J is for Japonaise

Sorry, sorry, sorry, it seems a long time ago since I last wrote up a recipe, my allotment has been taking up most of my time, but that is no excuse!!  So here it is, the next letter in the alphabet.

This recipe has been taken from a book I recently bought called The Baker’s Daughter by Louise Johncox and has quite a few recipes that I haven’t heard of before.  Looking through it, there are certainly lots and lots of recipes I want to try.

The easiest way to describe this little cake is they consist of two nutty macaroon biscuits which are sandwiched together and covered with buttercream which gives you two contrasting textures.  Once I’d made and tried one they actually reminded me of an earlier recipe I baked a while back now from Mary Berry’s Baking Bible – Hazelnut Meringue Cake.  Although not that similar when you look at the filling, I could see myself making a ‘big’ Japonaise one day instead of little individual cakes.
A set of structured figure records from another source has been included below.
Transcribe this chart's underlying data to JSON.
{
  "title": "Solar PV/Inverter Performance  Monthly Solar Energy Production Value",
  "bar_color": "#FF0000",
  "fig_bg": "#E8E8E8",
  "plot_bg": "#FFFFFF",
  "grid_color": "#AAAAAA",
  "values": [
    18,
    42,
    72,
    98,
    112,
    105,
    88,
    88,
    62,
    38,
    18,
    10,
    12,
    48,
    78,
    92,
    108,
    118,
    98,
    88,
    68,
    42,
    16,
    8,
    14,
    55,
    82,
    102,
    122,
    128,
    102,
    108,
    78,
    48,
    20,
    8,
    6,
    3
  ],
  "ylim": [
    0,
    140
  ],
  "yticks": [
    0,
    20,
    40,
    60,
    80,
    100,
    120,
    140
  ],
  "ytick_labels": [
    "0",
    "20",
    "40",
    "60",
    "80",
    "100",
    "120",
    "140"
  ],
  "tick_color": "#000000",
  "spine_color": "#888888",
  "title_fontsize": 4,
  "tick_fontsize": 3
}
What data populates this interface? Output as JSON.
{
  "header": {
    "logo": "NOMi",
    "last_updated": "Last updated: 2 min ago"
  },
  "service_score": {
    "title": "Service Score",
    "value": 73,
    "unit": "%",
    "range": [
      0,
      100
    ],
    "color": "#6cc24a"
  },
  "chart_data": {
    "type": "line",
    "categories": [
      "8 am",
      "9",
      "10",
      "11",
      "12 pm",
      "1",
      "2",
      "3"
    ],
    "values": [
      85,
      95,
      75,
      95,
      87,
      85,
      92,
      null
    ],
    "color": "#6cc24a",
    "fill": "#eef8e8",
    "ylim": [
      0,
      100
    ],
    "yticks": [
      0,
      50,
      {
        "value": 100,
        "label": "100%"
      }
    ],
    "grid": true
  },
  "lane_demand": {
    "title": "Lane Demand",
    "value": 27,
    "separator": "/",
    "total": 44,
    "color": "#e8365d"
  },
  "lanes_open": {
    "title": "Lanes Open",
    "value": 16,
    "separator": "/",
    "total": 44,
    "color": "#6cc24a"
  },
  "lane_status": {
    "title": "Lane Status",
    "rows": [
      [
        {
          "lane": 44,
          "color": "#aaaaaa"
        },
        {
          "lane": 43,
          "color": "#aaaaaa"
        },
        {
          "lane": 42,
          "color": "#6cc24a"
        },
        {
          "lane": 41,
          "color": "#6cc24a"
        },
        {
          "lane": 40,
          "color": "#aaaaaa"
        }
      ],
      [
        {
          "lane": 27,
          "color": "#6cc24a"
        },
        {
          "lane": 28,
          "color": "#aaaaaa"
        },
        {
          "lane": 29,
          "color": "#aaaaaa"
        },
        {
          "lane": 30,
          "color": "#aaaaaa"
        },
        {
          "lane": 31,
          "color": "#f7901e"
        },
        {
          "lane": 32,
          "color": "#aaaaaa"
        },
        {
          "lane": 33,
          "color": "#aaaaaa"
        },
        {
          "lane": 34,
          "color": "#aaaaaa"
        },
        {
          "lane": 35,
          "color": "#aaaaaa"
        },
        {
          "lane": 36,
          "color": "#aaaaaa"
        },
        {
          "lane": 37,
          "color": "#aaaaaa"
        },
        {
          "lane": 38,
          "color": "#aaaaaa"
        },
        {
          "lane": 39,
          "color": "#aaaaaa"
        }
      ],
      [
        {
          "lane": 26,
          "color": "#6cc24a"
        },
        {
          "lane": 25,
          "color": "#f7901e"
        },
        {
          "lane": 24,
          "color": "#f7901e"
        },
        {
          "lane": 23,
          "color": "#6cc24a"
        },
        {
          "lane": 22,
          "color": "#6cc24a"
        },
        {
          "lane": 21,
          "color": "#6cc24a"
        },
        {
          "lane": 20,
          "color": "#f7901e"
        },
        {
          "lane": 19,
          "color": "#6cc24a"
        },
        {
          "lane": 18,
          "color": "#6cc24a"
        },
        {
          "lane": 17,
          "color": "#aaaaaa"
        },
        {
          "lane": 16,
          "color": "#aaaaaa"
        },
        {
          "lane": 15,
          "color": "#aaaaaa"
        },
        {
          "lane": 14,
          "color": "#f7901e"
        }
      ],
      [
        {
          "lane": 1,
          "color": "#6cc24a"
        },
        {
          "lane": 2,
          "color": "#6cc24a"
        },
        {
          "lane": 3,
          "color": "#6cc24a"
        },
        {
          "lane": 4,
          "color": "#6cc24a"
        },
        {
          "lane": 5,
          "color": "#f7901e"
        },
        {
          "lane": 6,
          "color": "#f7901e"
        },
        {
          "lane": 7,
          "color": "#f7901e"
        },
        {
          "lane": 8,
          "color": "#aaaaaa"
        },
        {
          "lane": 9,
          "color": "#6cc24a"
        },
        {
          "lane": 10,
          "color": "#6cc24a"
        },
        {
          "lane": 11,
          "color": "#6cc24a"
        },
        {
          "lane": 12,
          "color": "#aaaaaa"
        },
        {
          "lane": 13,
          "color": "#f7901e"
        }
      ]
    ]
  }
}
  • 140g egg whites (approximately 8 eggs)
  • 225g caster sugar
  • 1 tsp almond extract
  • 110g ground almonds
  • 330g icing sugar
  • 175g softened butter
  • 4 tsp coffee extract
  • 25g dark chocolate


  1. Preheat the oven to 150C/Gas Mark 2.  Grease 2 baking trays.
  2. Whisk the egg whites to soft peaks.  Add half the caster sugar a spoonful at a time, then add the almond extract.
  3. Sift the ground almonds and the remaining caster sugar together in a separate bowl (this did take quite a time and I had to use a spoon to stir the mixture in the sieve to get it all through, but it does produce a very fine mixture.
  4. Fold this into the meringue mixture.
  5. Place the mixture in a piping bag and using a 1cm nozzle pipe small spirals about 4cm in diameter (I drew circles on a sheet of greaseproof paper, turned it upside down and piped the spirals on this.  The meringues do expand whilst cooking, so allow a space in between each one.  The biscuits are meant to be flat. (The mixture makes around 35 biscuits).
  6. Put in the oven and bake for approximately 20 minutes – until the biscuits are golden brown.  Leave to cool on a wire rack.
  7. Sift the icing sugar into a bowl and mix in the cubed butter to form a smooth paste.  Finally add the coffee extract.
  8. Take 5 of the cooled biscuits and place into a bag.  Using a rolling-pin crush the biscuits to make crumbs.  Pour the crumbs onto a plate.
  9. You can either pipe the coffee buttercream onto half of the biscuits or use a spatula to spread the buttercream.  Whatever you find easier.  Place the remaining biscuits upside down onto the buttercream to create a sandwich.  Press down to achieve a uniform thickness.  The layer of buttercream should be 1-2cm thick.
  10. Using a palette knife spread the remaining of the buttercream around the sides of the biscuit and roll each sandwich in the crumbs.
  11. Coat the top with more buttercream and sprinkle the top with some of the crumbs.
  12. Finally melt the chocolate and spoon a dollop of chocolate onto the centre of the biscuit for decoration (I decided to pipe the chocolate across the top of the cakes instead).

I’ll admit these little cakes were quite fiddly to make, but they were delicious and certainly looked stunning.  Reading through the book you can easily adapt the flavour of these by making different buttercream – chocolate ones sound nice – just add 1 tablespoon of cocoa instead of the coffee extract.  Again, vanilla ones can be made by adding a few drops of vanilla extract rather than coffee.  The list is probably endless.



2 thoughts on “J is for Japonaise

  1. Ah gorgeous. One of my very favourite biscuits or cake – I am not quite sure which (roll on the old Jaffa cake/biscuit debate!). But either way, they are not made nearly enough!